One of the luxuries afforded me over the years of covering golf for KMOX is the latitude to exercise my own judgment over where to take that coverage. The freedom to choose where to place one’s focus is uncommon in the media.
Most of that focus has been on the playing of the game, primarily at the professional level. I have to admit that in two key areas of the game I have spent less time than others on the local scene. Golf equipment and golf travel have only been occasional topics for this reporter despite the fact both are key facets of the golf business.
In the case of equipment, I will defend my choice by citing an industry insider in the golf ball business who years ago answered my question about how much of the constant game improvements in equipment are about innovation and how much is about marketing. He forthrightly admitted, annually about ninety percent of the changes are promotional.
In the case of travel I plead guilty. Out of a sense of loyalty to regional operations I have spent a little time on destination golf to the Lake of the Ozarks and more recently the operations around the Branson area. But beyond the state’s borders there has been little content.
So when the invitation came across my desktop this summer from the state of Mississippi to sample golf in the Magnolia State I broke pattern and accepted. Now of course putting the words July and Mississippi together in the same sentence sounds less like an invitation and more like an ordeal. But the truth is, for my five days, the weather in St. Louis was ten degrees warmer than for my golf excursion.
I suspect if you think about golf travel to Mississippi you start and stop that conversation with the courses located along the Gulf Coast. I have always heard from fellow golfers in this area looking at Biloxi for a getaway week of golf and beaches. If you have made the drive you have probably skipped past hundreds of miles of golf alternatives before you arrived at the beaches.
Like much of the country, golf construction broke big in Mississippi in the 1990’s when everyone thought they were flush with a booming economy. The end result is a state with five golf regions with a variety of choices based largely on topography.
For my journey the taste of Mississippi was in the Capital/River and Pines regions extending out from the state capitol of Jackson. A short drive north is the Pearl River Resort with its feature courses at Dancing Rabbit. (The courses derive their name from the historic treaty of the early 1800’s between Native Americans and the US government.)
Director of Golf at Dancing Rabbit, Mark Powell may be familiar to some of the golfers in the KMOX area, along with Janet Leach from the Mississippi Board of Tourism, they have made the trip to St.
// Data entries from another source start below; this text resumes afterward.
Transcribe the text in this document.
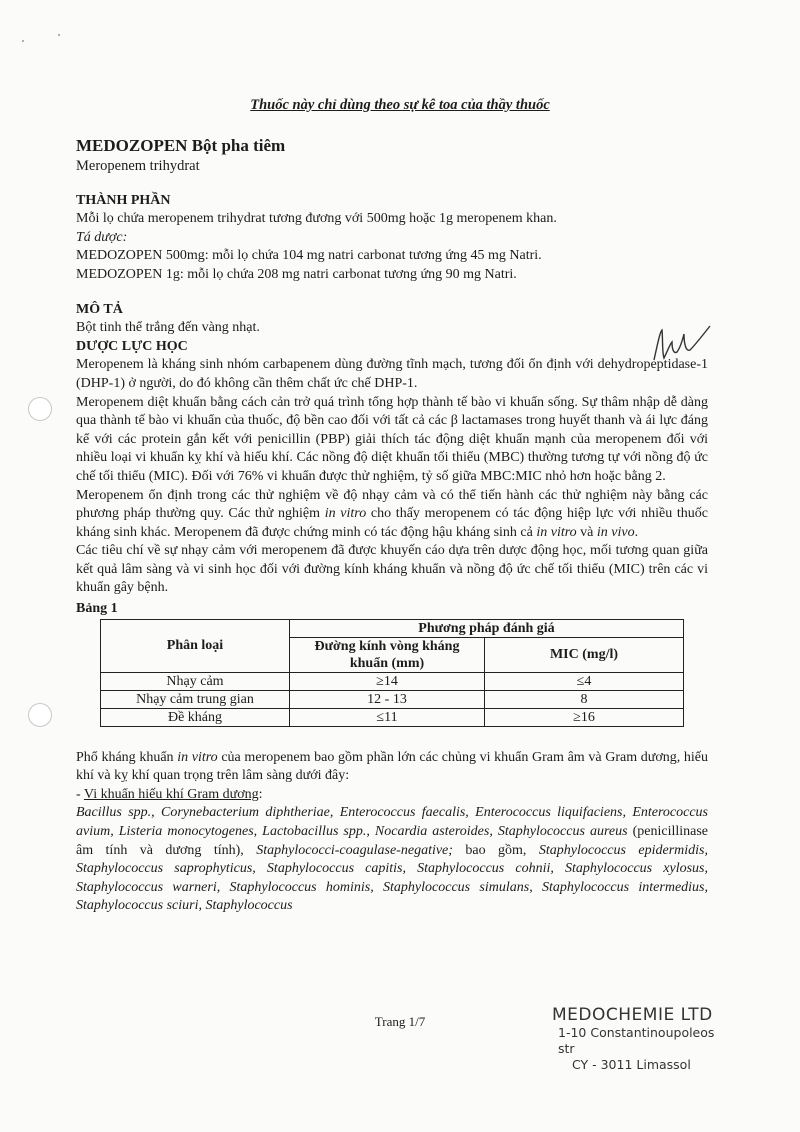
Thuốc này chỉ dùng theo sự kê toa của thầy thuốc
MEDOZOPEN Bột pha tiêm
Meropenem trihydrat
THÀNH PHẦN

Mỗi lọ chứa meropenem trihydrat tương đương với 500mg hoặc 1g meropenem khan.

Tá dược:

MEDOZOPEN 500mg: mỗi lọ chứa 104 mg natri carbonat tương ứng 45 mg Natri.

MEDOZOPEN 1g: mỗi lọ chứa 208 mg natri carbonat tương ứng 90 mg Natri.

MÔ TẢ

Bột tinh thể trắng đến vàng nhạt.

DƯỢC LỰC HỌC

Meropenem là kháng sinh nhóm carbapenem dùng đường tĩnh mạch, tương đối ổn định với dehydropeptidase-1 (DHP-1) ở người, do đó không cần thêm chất ức chế DHP-1.

Meropenem diệt khuẩn bằng cách cản trở quá trình tổng hợp thành tế bào vi khuẩn sống. Sự thâm nhập dễ dàng qua thành tế bào vi khuẩn của thuốc, độ bền cao đối với tất cả các β lactamases trong huyết thanh và ái lực đáng kể với các protein gắn kết với penicillin (PBP) giải thích tác động diệt khuẩn mạnh của meropenem đối với nhiều loại vi khuẩn kỵ khí và hiếu khí. Các nồng độ diệt khuẩn tối thiểu (MBC) thường tương tự với nồng độ ức chế tối thiểu (MIC). Đối với 76% vi khuẩn được thử nghiệm, tỷ số giữa MBC:MIC nhỏ hơn hoặc bằng 2.

Meropenem ổn định trong các thử nghiệm về độ nhạy cảm và có thể tiến hành các thử nghiệm này bằng các phương pháp thường quy. Các thử nghiệm in vitro cho thấy meropenem có tác động hiệp lực với nhiều thuốc kháng sinh khác. Meropenem đã được chứng minh có tác động hậu kháng sinh cả in vitro và in vivo.

Các tiêu chí về sự nhạy cảm với meropenem đã được khuyến cáo dựa trên dược động học, mối tương quan giữa kết quả lâm sàng và vi sinh học đối với đường kính kháng khuẩn và nồng độ ức chế tối thiểu (MIC) trên các vi khuẩn gây bệnh.

Bảng 1
Phân loại	Phương pháp đánh giá	
	Đường kính vòng kháng khuẩn (mm)	MIC (mg/l)
Nhạy cảm	≥14	≤4
Nhạy cảm trung gian	12 - 13	8
Đề kháng	≤11	≥16

Phổ kháng khuẩn in vitro của meropenem bao gồm phần lớn các chủng vi khuẩn Gram âm và Gram dương, hiếu khí và kỵ khí quan trọng trên lâm sàng dưới đây:

- Vi khuẩn hiếu khí Gram dương:

Bacillus spp., Corynebacterium diphtheriae, Enterococcus faecalis, Enterococcus liquifaciens, Enterococcus avium, Listeria monocytogenes, Lactobacillus spp., Nocardia asteroides, Staphylococcus aureus (penicillinase âm tính và dương tính), Staphylococci-coagulase-negative; bao gồm, Staphylococcus epidermidis, Staphylococcus saprophyticus, Staphylococcus capitis, Staphylococcus cohnii, Staphylococcus xylosus, Staphylococcus warneri, Staphylococcus hominis, Staphylococcus simulans, Staphylococcus intermedius, Staphylococcus sciuri, Staphylococcus

Trang 1/7	MEDOCHEMIE LTD
1-10 Constantinoupoleos str
CY - 3011 Limassol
Louis in the winter for the Golf Show in St. Charles, and Powell will tell you they have a faithful and growing clientele of couples who get a head start on their annual golf year by choosing a few days in the warmer climates of the south in late winter and early spring.
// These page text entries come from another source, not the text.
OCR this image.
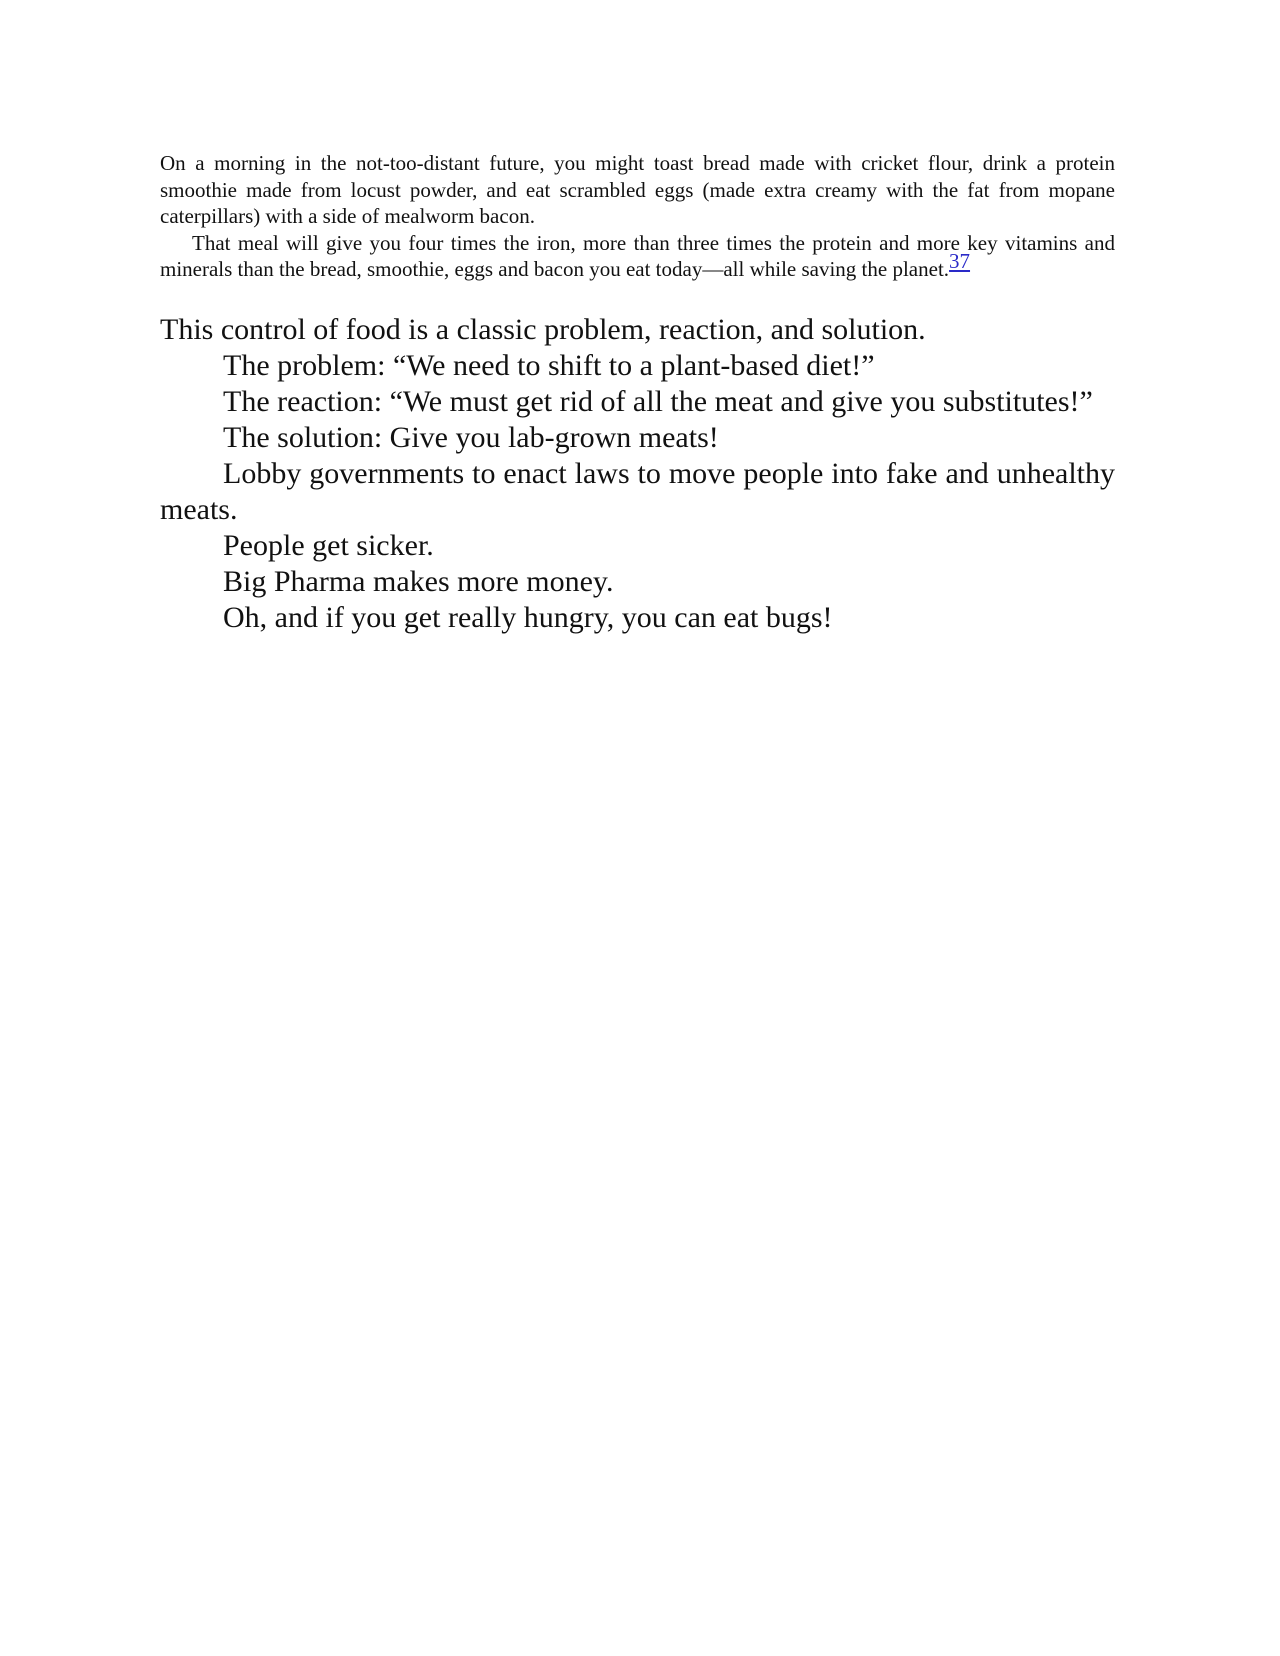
On a morning in the not-too-distant future, you might toast bread made with cricket flour, drink a protein smoothie made from locust powder, and eat scrambled eggs (made extra creamy with the fat from mopane caterpillars) with a side of mealworm bacon.

That meal will give you four times the iron, more than three times the protein and more key vitamins and minerals than the bread, smoothie, eggs and bacon you eat today—all while saving the planet.37

This control of food is a classic problem, reaction, and solution.

The problem: “We need to shift to a plant-based diet!”

The reaction: “We must get rid of all the meat and give you substitutes!”

The solution: Give you lab-grown meats!

Lobby governments to enact laws to move people into fake and unhealthy meats.

People get sicker.

Big Pharma makes more money.

Oh, and if you get really hungry, you can eat bugs!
The two courses, located adjacent to the resort’s casino, are collaboration between Tom Fazio and Jerry Pate and cleverly accommodate the diverse growing conditions the state experiences annually.
The Oaks course for my visit was dressed in its summer best with its Bermuda greens and Zoysia fairways. The terrain is Midwestern, the lies are perfect and the green speeds are inviting. The Azaleas course can be a better fit for the cooler months of the year depending on how the spring has impacted the Bentgrass greens. Both courses offer a variety of teeing grounds to match the challenge to whatever the player’s skill level requires.
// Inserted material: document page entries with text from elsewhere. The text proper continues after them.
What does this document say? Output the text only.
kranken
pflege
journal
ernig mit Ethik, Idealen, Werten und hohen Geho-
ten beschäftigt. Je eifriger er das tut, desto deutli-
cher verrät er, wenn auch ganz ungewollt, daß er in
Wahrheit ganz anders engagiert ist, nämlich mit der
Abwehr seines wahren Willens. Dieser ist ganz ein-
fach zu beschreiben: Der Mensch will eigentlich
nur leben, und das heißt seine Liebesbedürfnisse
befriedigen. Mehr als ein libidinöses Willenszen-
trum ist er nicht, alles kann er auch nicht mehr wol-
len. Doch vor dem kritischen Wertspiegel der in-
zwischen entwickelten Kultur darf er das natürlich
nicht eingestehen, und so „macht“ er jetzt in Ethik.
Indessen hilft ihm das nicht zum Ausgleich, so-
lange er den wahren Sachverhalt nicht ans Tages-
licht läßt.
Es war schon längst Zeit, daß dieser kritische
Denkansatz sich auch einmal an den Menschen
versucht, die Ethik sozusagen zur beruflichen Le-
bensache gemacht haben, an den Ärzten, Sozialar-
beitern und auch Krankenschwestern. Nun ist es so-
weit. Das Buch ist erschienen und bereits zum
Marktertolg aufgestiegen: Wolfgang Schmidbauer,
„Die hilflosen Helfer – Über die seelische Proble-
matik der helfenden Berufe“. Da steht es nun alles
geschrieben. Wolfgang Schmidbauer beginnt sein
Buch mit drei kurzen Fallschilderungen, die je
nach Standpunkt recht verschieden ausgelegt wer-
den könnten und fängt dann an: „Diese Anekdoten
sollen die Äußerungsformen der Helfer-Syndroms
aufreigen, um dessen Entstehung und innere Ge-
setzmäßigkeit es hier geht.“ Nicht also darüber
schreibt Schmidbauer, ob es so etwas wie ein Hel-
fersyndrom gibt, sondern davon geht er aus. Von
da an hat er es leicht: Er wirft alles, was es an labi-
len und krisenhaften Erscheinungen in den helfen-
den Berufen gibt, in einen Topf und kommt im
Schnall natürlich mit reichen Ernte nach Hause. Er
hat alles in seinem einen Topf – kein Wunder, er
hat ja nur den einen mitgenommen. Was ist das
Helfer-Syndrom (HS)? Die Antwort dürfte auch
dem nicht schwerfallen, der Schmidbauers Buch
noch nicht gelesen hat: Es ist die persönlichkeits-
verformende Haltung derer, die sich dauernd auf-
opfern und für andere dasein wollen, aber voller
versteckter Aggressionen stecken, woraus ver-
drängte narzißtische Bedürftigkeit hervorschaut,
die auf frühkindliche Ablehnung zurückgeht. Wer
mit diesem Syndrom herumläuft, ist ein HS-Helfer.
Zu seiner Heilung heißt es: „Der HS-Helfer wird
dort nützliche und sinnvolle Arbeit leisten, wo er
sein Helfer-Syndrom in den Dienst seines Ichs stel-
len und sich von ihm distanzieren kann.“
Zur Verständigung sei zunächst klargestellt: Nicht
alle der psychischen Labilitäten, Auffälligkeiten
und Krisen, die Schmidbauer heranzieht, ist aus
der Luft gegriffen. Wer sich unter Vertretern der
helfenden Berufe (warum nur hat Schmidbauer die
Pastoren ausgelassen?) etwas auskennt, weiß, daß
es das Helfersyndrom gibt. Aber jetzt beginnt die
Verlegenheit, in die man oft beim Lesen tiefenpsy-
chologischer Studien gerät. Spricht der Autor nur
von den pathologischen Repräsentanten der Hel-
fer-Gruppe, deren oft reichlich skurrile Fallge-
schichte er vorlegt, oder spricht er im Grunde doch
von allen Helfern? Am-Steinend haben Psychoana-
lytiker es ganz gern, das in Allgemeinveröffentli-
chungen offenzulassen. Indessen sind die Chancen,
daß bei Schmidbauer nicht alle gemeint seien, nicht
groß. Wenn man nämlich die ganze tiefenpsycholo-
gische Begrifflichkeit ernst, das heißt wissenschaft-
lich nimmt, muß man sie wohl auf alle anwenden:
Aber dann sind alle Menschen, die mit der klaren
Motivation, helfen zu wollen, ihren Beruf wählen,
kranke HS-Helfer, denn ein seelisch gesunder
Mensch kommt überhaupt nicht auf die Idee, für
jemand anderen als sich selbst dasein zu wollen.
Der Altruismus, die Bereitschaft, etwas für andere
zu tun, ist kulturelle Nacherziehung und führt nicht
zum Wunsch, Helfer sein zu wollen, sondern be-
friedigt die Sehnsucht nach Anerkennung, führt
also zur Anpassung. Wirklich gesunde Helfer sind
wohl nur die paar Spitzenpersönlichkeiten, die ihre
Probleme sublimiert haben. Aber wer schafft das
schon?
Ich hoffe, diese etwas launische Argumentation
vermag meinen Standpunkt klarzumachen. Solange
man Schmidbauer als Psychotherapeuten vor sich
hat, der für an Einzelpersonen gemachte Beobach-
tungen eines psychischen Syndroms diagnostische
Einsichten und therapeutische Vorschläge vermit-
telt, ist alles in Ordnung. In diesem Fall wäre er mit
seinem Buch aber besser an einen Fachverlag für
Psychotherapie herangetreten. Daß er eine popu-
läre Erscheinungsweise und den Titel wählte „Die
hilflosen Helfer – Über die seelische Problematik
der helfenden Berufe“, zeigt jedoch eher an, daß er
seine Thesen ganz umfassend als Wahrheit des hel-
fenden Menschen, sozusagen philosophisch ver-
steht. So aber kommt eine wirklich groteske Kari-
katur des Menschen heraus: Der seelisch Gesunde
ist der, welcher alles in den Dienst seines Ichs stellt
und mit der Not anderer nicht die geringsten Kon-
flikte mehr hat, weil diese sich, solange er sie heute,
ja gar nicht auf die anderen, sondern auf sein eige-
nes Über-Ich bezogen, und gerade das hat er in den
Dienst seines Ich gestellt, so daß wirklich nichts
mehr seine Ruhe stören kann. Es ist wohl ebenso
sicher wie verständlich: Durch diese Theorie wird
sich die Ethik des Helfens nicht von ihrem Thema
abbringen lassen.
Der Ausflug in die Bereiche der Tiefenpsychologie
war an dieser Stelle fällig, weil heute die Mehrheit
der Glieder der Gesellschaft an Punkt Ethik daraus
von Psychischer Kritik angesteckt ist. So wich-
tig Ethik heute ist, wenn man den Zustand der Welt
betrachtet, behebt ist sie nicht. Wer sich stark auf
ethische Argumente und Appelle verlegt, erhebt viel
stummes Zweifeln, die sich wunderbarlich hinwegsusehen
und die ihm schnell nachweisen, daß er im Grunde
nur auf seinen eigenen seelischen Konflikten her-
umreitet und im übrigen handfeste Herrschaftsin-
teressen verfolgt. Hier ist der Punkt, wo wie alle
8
Just east of Jackson is the Country Club of Canton, an older design with as small a set of greens as you will find. For St. Louis area golfers I would describe this user-friendly layout as reminiscent of the old St. Charles Golf Course on much flatter terrain. To add to the charm of Canton spend a few minutes with the head golf professional Olly Thomson, a Brit by way of New Orleans with the most confused dialect you can imagine.
For my trip, the last stop was Annandale Country Club and the Sanderson Farms Championship. The event, which has changed names often over its more than four decade history, has been opposite the Open Championship in Britain for the last few years but may find itself part of the new fall schedule on the PGA Tour as early as next year.
Annadale is a Nicklaus design and worth looking for a connection if the Mississippi journey is in your plans.
From Tunica to Tupelo to Pascagoula when the weather in our area has turned inhospitable to your golfing itch, Mississippi is a close, affordable smorgasbord of options. And at least for this year, allow me to play travel agent and make a suggestion for a three-day escape.
Now that our state’s Missouri Tigers reside in the SEC, road games for Tiger fans offer a golf/football combination. November 23 the team is in Oxford to take on Ole Miss near the end of their schedule.
Put together a group and pack the clubs for a three-day weekend starting with golf in the region on Friday. On Saturday tailgating at the famous Grove is considered the Tiffanys of college football partying with an assurance the Black and Gold Tiger faithful will be treated more cordially than the rival Purple and Gold Tigers of LSU are accorded. On Sunday find a morning tee time and make the return to St. Louis later in the day ready for a short week of work, with Thanksgiving and Black Friday on your calendar.